Pathologists have long recognized inflammation as a common feature of ARVC29
but it has not been shown whether it plays a primary pathogenic role or develops as a secondary response to myocyte injury and degeneration. Furthermore, inflammatory mechanisms in heart disease do not depend solely on the accumulation of inflammatory cells within the myocardium. Cardiac myocytes themselves can produce inflammatory mediators24,27–29
and circulating levels of various cytokines have been correlated with the development of atrial fibrillation40
or adverse outcomes in patients with heart failure.30–32
In the present studies, we found that selected cytokines, implicated in granulomatous inflammation but not other cytokines, were capable of promoting rapid intracellular translocation of junctional plakoglobin in cultured neonatal rat ventricular myocytes. Thus, our observations suggest that inflammatory mediators may play a role in ARVC even in the absence of infiltrating inflammatory cells in the heart. While this simple “proof-of-principle” study is of potential interest and worth exploring in future studies, its relevance in terms of disease mechanisms in granulomatous myocarditis and/or ARVC remains undefined. However, we also observed immunoreactive signal for TNFα and IL-17 in ARVC myocardium, thus raising the possibility that local production of cytokines could play a role in redistribution of plakoglobin and contribute to myocyte injury. Myocardial production of TNFα and its receptors has been reported in human heart failure.27,41
We also observed significant elevations in selected pro-inflammatory factors and a significant reduction in the level of IL-1 receptor 2, an anti-inflammatory protein that acts as a decoy receptor to bind IL-1 but not lead to downstream signaling.42
A recent study has reported elevated levels of IL-1β, IL-6 and TNFα in 8 ARVC patients.43
This study used a commercially available ELISA assay that has far lower sensitivity than the assay used in the present study,20
and reported values of <10 pg/ml for all measurements. Taken together, however, this previous study and our observations indicate that patients with ARVC exhibit significant increases in circulating inflammatory mediators, perhaps reflecting an imbalance between pro-inflammatory and anti-inflammatory proteins. Neither study was sufficiently powered to correlate patterns of cytokine expression with disease severity or clinical outcomes. Furthermore, we do not mean to suggest that elevated cytokine levels necessarily carry any diagnostic significance. Indeed, increased circulating inflammatory mediators have been reported in a variety of heart diseases including sarcoidosis and lymphocytic myocarditis.44,45
However, our observations provide a foundation for future studies in which analysis of serum inflammatory biomarkers in ARVC can be assessed in risk-stratification and correlated with arrhythmias or other manifestations of disease. These observations also raise the possibility of anti-inflammatory therapy in ARVC.

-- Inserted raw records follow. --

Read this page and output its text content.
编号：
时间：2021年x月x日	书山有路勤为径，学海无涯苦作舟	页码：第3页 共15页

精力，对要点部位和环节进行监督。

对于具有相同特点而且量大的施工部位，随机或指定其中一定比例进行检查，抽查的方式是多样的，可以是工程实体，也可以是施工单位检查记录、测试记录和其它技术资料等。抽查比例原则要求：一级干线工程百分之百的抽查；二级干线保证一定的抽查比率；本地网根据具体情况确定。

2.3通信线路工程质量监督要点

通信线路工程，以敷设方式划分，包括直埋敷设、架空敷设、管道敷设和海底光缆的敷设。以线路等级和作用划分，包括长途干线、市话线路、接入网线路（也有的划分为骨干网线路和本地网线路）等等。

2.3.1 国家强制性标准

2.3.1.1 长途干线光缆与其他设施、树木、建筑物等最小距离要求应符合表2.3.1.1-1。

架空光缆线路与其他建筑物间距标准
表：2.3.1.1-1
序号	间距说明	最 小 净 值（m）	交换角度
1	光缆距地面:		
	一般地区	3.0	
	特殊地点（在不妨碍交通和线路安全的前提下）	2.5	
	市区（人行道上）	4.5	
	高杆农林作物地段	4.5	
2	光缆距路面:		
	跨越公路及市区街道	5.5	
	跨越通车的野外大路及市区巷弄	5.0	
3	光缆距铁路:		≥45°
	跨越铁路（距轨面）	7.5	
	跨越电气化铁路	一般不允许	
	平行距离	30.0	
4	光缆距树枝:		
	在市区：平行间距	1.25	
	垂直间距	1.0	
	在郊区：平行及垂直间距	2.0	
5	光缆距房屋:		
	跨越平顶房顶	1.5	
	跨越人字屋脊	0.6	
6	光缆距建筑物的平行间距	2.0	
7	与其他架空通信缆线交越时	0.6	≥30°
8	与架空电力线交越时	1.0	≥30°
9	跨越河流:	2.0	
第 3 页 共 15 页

A limitation in the present study is the relative lack of mechanistic insights that could be gained from studying formalin-fixed, paraffin-embedded tissue samples. Nevertheless, we discovered potentially important new links between ARVC and some forms of myocarditis. We have also provided new information implicating cytokines in ARVC and new evidence that the myocardium itself may be the source of some of these mediators. Thus, disease pathways activated by mutations in desmosomal proteins may stimulate expression and possible secretion of inflammatory mediators which, in turn, could promote myocyte injury and/or arrhythmogenesis. Perhaps the most important strength of our observations is that they come from the actual human disease. In turn, they will stimulate and inform experimental studies and prospective clinical trials to test hypotheses about disease mechanisms, patient risk-stratification and new therapeutic targets.